Media Top Stories

Bauer in dispute with music freelancers

By | Published on Monday 12 April 2010

A stand-off has emerged between Bauer Media and up to 200 freelance writers and photographers who contribute to the publisher’s three music titles Kerrang!, Mojo and Q. The freelancers object to a new contract being forced on them by the media firm, which gives the publisher ownership and control of all the rights in a contributor’s work, but at the same time extends the liabilities of the writer or photographer if their work results in any legal action.

Bauer argue that they are simply trying to formalise what has been for sometime the slightly informal commissioning process employed by its music titles, and to ensure the firm has the rights in place to enable it to use content from its magazines in other undefined digital products and spin-off ventures, and to more prolifically syndicate content to other media around the world. They also say that the contract they are proposing will enable them to continue to use freelancers with the same frequency and on the same rates as in recent years, whereas, they claim, other publishers are looking to cut their use of and the fees they pay to freelance staff.

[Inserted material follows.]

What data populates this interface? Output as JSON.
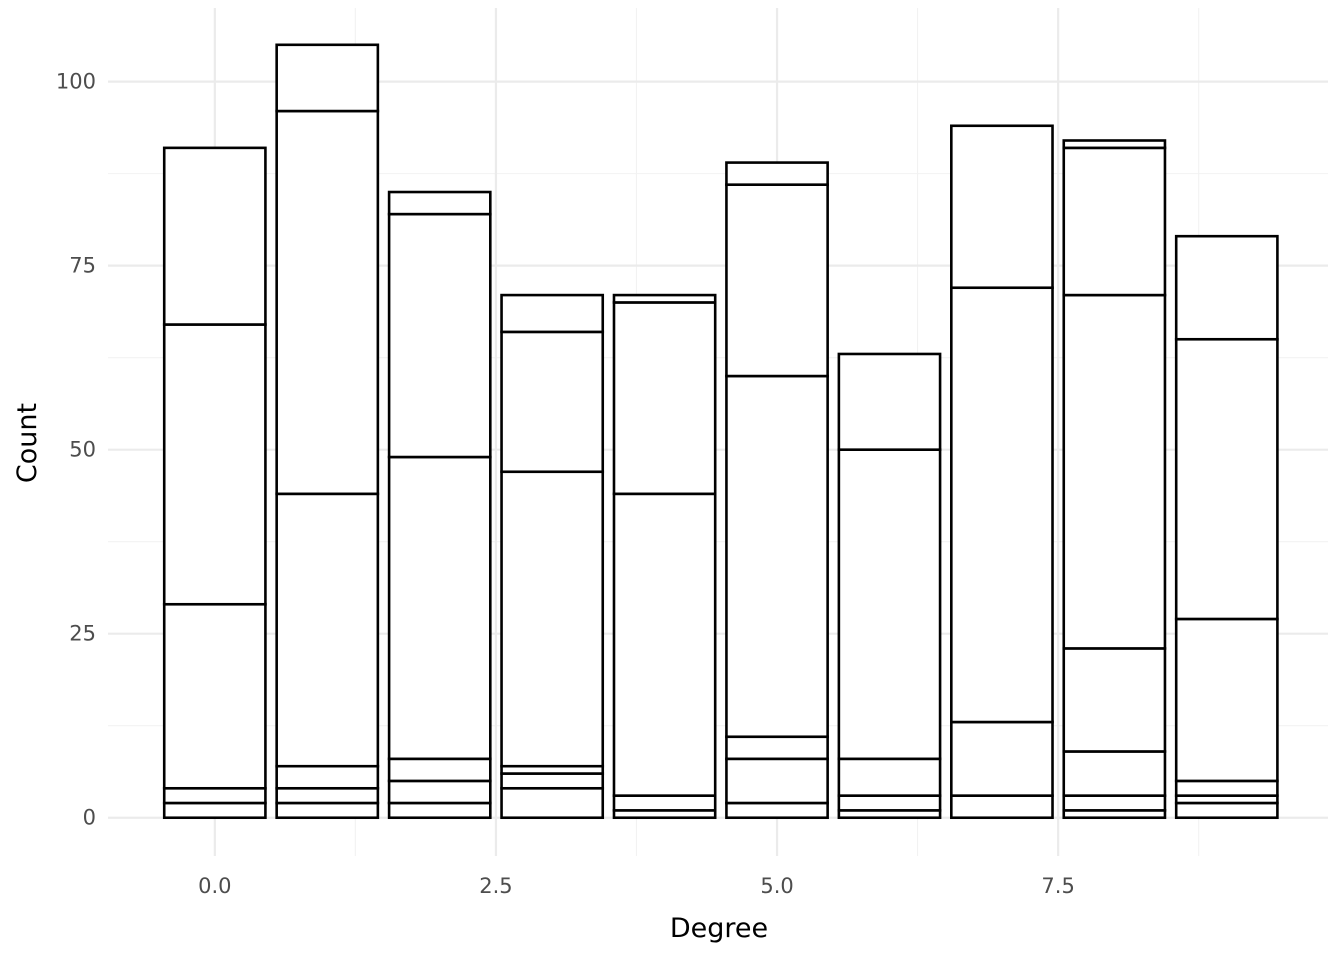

But a consortium of freelancers has hit out at Bauer’s plans, arguing that a one-size-fits-all contract that assigns all rights to the publisher is unfair and unworkable, while a clause that requires a freelancer to indemnify the publisher against all or any legal action could potentially bankrupt a writer who, despite their best efforts, found themselves on the wrong side of a libel dispute. They also object to Bauer’s approach to introducing the new contract, which they say has been presented to them as a non-negotiable fait accompli.

The new contract was put to freelancers in mid-February, with a request that contributors sign the agreement by the start of March if they wished to continue working for their music magazines. But most refused.

The consortium of journalists who oppose the contract, and who sent a joint letter to the publisher outlining their objections, claim all their efforts to enter into collective negotiations with Bauer bosses have been knocked back, with management there saying they will not budge on any of the issues raised by the writers. However, the aforementioned indemnity clause has since been tweaked, and a handful of the freelancers who signed the joint letter have reportedly been offered more favourable terms.

Of course, Bauer already re-use articles originally commissioned for their print magazines for spin-off products, and syndicate content to other media owners, but have previously done so in collaboration with the freelancers who wrote the original content, normally paying said writers a second fee for any re-use or syndication. The new contract would deprive freelancers of any additional re-use fees, and allow the publisher to re-use and re-work a writer’s content in anyway it so wished.

Bauer also claim that the all-rights contract that they are trying to introduce is similar to that used by many other newspaper and magazine publishers in the digital age. But several freelancers have told CMU that while other media firms do often offer all-rights deals by default, in reality a number of differing model contracts exist allowing a commissioning editor the flexibility to negotiate terms with a freelancer on a case by case basis, depending on the nature of the piece of work. Such flexibility reportedly even exists at the likes of NME publishers IPC, despite them trying to introduce their own non-negotiable all-rights contracts nearly a decade a go. Such a flexible system is thought to operate elsewhere in the Bauer empire also.

As the freelancers made their battle with Bauer public last week, the publisher issued a statement reading thus: “Bauer Media has already seen a fundamental change in most of its brands from magazines to multi-platform products and has been extremely proactive in launching websites, live events, TV and radio stations. Consumer expectations and ways in which audiences choose to engage with our content will continue to change and Bauer Media needs to be firmly placed to take advantage of new revenue streams and opportunities as they arise”.

It continued: “To that end, Bauer Media is seeking new standard contract terms with freelancers to enable us to re-use commissioned material across other brands, digital platforms, international editions and any new ways its consumers choose to engage with brand content. Bauer Media is famous for its multi-platform influential brands which touch nineteen million UK adults every week. Our goal is to inspire, entertain and connect passionate communities wherever, whenever and however they want”.

But one of the freelancers opposing the new contract told CMU: “I think we all accept that the media is changing, and that titles like Mojo and Q have to adapt. But a big issue here is that Bauer seem to see their freelancers as part of the problem rather than part of the solution”.

They continued: “If they’d come to us and said: ‘We’re looking for new ways to use your content to ensure the long term success of these magazines’, we would have been very willing to talk about the options available and whether that required us to have a different relationship with the magazines. We want these titles to succeed more than anyone. But this is being forced on us without explanation, and without a willingness to negotiate. It says to me there is a lack of strategy at Bauer, so a message has come from high up that they need to own everything. But in doing so they will alienate some of their best contributors, irreparably damaging the very brands they are trying to save”.